Often there are volatile dull or aching pains in the limbs, a feeling of compression in the area of large joints of the legs, in the shoulder girdle, and the calf muscles. Characteristic of the "restless legs", which in modern psychiatry is considered as a sensitive equivalent of anxiety. It occurs in the evening before falling asleep.

To the manifestations of a widespread violation of sensitivity include complaints of general weakness, fatigue, lethargy, undefined heaviness in the whole body, a desire to lie, increased drowsiness, an indeterminate feeling of general ill health, physical discomfort. At the same time, a feeling of slight gravity in the head, "swaddling eyes", combined with a feeling of wiggle, inner turning, that the patients are regarded as dizziness can arise. Sometimes in such cases, complex depersonalization and derealization patterns unfold: the feeling of flight, the sense of loss of one's own body, the sensation of the unusual and incomprehensible change in the environment, the phenomena of "already seen", "already experienced". Thus there can be a sensation of "loss" of thinking, breakage and chaos of thoughts. The listed signs are unstable, variable, their occurrence is clearly connected with external and internal influences. In the overwhelming majority of cases, the more or less pronounced daily and seasonal dependence of the course of the disease persists.

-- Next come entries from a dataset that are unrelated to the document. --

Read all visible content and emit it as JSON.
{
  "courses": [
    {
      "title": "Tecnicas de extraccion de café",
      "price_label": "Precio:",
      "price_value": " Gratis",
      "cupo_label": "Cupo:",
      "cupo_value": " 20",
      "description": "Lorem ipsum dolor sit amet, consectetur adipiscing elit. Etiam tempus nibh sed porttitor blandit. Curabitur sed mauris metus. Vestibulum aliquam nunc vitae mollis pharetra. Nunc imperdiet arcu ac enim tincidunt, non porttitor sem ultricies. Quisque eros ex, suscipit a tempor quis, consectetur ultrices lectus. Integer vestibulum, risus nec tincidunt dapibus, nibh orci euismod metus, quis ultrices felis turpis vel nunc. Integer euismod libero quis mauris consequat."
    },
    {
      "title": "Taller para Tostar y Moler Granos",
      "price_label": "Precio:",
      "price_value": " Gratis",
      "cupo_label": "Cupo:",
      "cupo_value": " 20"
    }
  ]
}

Psychoemotional disorders are also variable and diverse. At the forefront are disorders of the affective sphere. They are masked in nature, which makes it difficult to identify them and evaluate them correctly. In this case, there are unique forms of psychological protection with a pronounced ability to displace by primitive hysterical mechanisms, the desire to transfer their own problems and conflicts to surrounding and close people. Typically insufficient development of the personal sphere (in particular, a relatively narrow range of expressive-expressive forms of manifestations of affect). All this contributes to the formation of erased atypical, reduced and masked forms of affective disorders.

Emotional disturbances most often have the character of a peculiar dysthymia, in which the affect of discontent predominates with the experience of a loss of vivacity, freshness, loss of joy with a mildly expressed oppression with unclear mental discomfort. In rare cases, depressive states are formed that are close to classical depression.

All patients develop more or less pronounced neurotic disorders during the development of the disease, which represent changes in the personality to the resulting impairment of the state of health, the peculiarities and severity of the disturbance of the microsocial connections brought about by the disease. Such disorders include discontent with oneself and others with manifestations of capriciousness, negativism, sometimes aggressiveness, reduction of loads with restriction of interests, a decrease in gaming activity, avoidance of school activities up to the formation of "school phobia". It is possible to develop somatic self-awareness, alertness to one's health, fear of the disease, its relapses, fears for one's life, mental health. In the most pronounced cases, hypochondriacal experiences become the main component of social inaccessibility, weight the course of the disease and require special psycho- and sociocorrectional work.